O encaminhamento de expediente abrigando apenas o nome do mais votado em eleição com ao menos três candidatos não parece guardar sintonia com o modelo de investidura do Chefe do Ministério Público adotado pelo Constituinte. Afinal, como antes referido, cabe ao Governador do Estado escolher um dentre os três nomes encaminhados pelo Ministério Público Estadual, seja ele o mais votado, ou não. Este é o arranjo constitucional atualmente em vigor. Daí porque não está, por outro lado, o Governador (do ponto de vista jurídico) vinculado ao nome mais prestigiado, do ponto de vista do sucesso eleitoral, da lista tríplice. Pode constituir gesto de sabedoria política o indicar o nome mais votado. Mas incumbe à instituição compor a lista tríplice, constituindo atribuição do Chefe do Executivo escolher, livremente, o novo Procurador Geral de Justiça. Ficasse o Governador vinculado ao nome mais votado, e estaríamos em verdade desenhando outro modelo, no qual os eleitores da instituição escolhem o novo Chefe que o Governador, com poder decisório equivalente ao decorrente do exercício de função meramente protocolar, nomeia. Semelhante interpretação, do ponto de vista jurídico, não se concilia com as conseqüências do modelo presidencial adotado pela Constituição de l988.

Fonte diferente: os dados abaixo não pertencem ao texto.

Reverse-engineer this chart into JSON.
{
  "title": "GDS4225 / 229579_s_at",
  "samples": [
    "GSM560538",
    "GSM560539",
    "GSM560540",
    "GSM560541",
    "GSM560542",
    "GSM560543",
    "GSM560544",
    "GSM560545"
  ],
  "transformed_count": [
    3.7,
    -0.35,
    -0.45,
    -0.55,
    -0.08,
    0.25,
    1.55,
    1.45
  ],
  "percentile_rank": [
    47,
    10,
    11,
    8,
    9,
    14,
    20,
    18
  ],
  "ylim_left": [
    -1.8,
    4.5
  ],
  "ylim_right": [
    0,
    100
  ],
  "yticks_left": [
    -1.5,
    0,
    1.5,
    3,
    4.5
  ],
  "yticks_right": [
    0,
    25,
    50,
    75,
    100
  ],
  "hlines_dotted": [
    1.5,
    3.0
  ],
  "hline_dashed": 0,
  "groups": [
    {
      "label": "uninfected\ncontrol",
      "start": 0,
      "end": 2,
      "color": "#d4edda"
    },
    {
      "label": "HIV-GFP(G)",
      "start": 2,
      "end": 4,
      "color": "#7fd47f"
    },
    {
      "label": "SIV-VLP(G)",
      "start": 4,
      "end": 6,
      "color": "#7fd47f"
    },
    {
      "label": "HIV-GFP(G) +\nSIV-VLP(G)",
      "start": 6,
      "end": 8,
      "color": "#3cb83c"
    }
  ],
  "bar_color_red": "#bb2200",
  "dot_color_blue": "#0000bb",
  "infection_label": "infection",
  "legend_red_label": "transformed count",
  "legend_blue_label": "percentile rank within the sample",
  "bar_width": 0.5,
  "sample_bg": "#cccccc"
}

A segunda hipótese requer certa dose de cuidado. Se, numa situação extraordinária, dentre os inúmeros membros da carreira, somente dois concorrem à formação da lista, manifesta-se impossibilidade fática de apresentação da lista tal como exigida pela normativa constitucional. Diante de um quadro assim, poder-se-ia adotar, a fim de se cumprir o ditame legal e enquanto medida extrema, uma lista dúplice a ser encaminhada ao Governador do Estado. Primeiro cumpre ressaltar ser indispensável a realização do processo eleitoral no seio da instituição ministerial, respeitando-se as diretivas legais para sua devida realização. Quanto a esta questão não deve haver divergência, pois a eleição pelos membros da carreira tem sido a bandeira levantada, inclusive, por aqueles que discordam da participação de órgãos externos no procedimento de investidura do Procurador Geral. Efetivando-se a eleição e daí resultando apenas dois nomes para a lista, a solução para esta situação incomum exigirá certa dose de cuidado.

Constitui dever indeclinável da instituição o desenvolvimento dos esforços indispensáveis para a satisfação da exigência constitucional, estimulando, inclusive, a pluralidade de postulações no processo eleitoral interno. É o que, em princípio, haverá de ocorrer. Até porque não é crível que, numa instituição composta, em geral, por centenas de membros, não se manifeste disputa para um cargo de singular importância. Certamente, salvo a hipótese de compressão das possibilidades de apresentação de candidaturas ou do ambiente favorável ao exercício da democracia interna, mais de três candidatos apresentar-se-iam. De qualquer forma, há que se considerar a hipótese outra. Neste caso, a diretiva constitucional de formação de lista tríplice esbarra na excepcionalidade da situação.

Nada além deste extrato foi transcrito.